Nel primo tempo Parisse e compagni soffrono le iniziative sulle corsie laterali irlandesi, maestri nello sfondare sulle fasce con precisi lanci. Un calcio di punizione di O'Gara al 12' sblocca l'equilibrio, mentre 6 minuti dopo arriva anche la meta di Dempsey, trasformata sempre dal chirurgico O'Gara (10-0). Gli azzurri si buttano su ogni palla ma alla mezz'ora perdono Dellape per un'ammonizione. Con un uomo in meno, gli azzurri tirano fuori la grinta e riescono a segnare i primi tre punti grazie a un piazzato di Bortolussi, chiudendo i primi 40 minuti di pura battaglia sotto di 7 punti (10-3).
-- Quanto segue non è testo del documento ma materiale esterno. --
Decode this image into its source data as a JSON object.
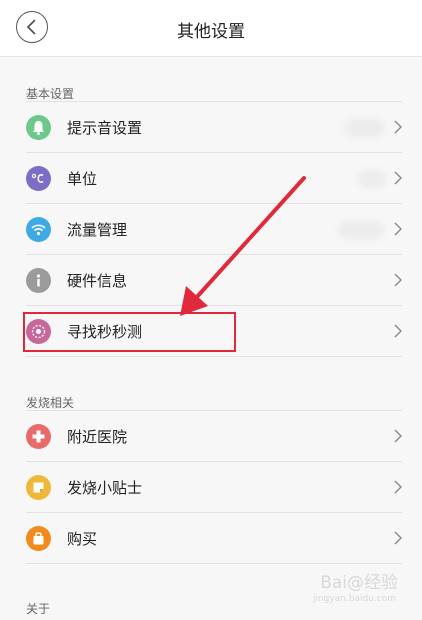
{
  "header": {
    "title": "其他设置"
  },
  "sections": {
    "basic": {
      "title": "基本设置",
      "items": [
        {
          "label": "提示音设置",
          "icon": "bell-icon",
          "color": "#6cc98b"
        },
        {
          "label": "单位",
          "icon": "celsius-icon",
          "color": "#7d6dc4"
        },
        {
          "label": "流量管理",
          "icon": "wifi-icon",
          "color": "#3fa9e6"
        },
        {
          "label": "硬件信息",
          "icon": "info-icon",
          "color": "#9b9b9b"
        },
        {
          "label": "寻找秒秒测",
          "icon": "find-device-icon",
          "color": "#c8689a"
        }
      ]
    },
    "fever": {
      "title": "发烧相关",
      "items": [
        {
          "label": "附近医院",
          "icon": "hospital-cross-icon",
          "color": "#e86a6a"
        },
        {
          "label": "发烧小贴士",
          "icon": "note-icon",
          "color": "#f0b83a"
        },
        {
          "label": "购买",
          "icon": "shopping-bag-icon",
          "color": "#f28b1e"
        }
      ]
    },
    "about": {
      "title": "关于"
    }
  },
  "annotation": {
    "color": "#e0293b"
  },
  "watermark": {
    "main": "Bai@经验",
    "sub": "jingyan.baidu.com"
  }
}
Nella ripresa è sempre O'Gara, con i suoi piazzati a tenere a distanza gli azzurri che, invece, si rammaricano per l'errore di Bortolussi che prova un piazzato da metàcampo. Quando tutto sembra segnato, l'Italia si scuote e marca la tanto desiderata, e meritata, meta. La mischia azzurra irrompe a valanga nell'area irlandese, scardinando il "muro verde": il direttore di gara, però, impiega circa 4 minuti per assegnare la meta visto che anche col replay è veramente difficile stabilire se Parisse abbia o meno schiacciato l'ovale a terra. Bortolussi, però, sbaglia ancora e si resta sul 13-8.

O'Gara si dimostra più preciso dell'Italiano e nel finale sigla altri 3 punti, a cui risponde, questa volta, Bortolussi. Si arriva all'ottantesimo, l'Italia prova a fare il colpaccio proprio nell'ultima azione ma il muro irlandese regge. Vince, come da pronostico, l'Irlanda ma grande applausi per la nostra nazionale che, se riuscirà a fare tesoro degli errori di oggi, potrà sicuramente dare fastidio a chiunque in questa 125esima edizione del Sei Nazioni.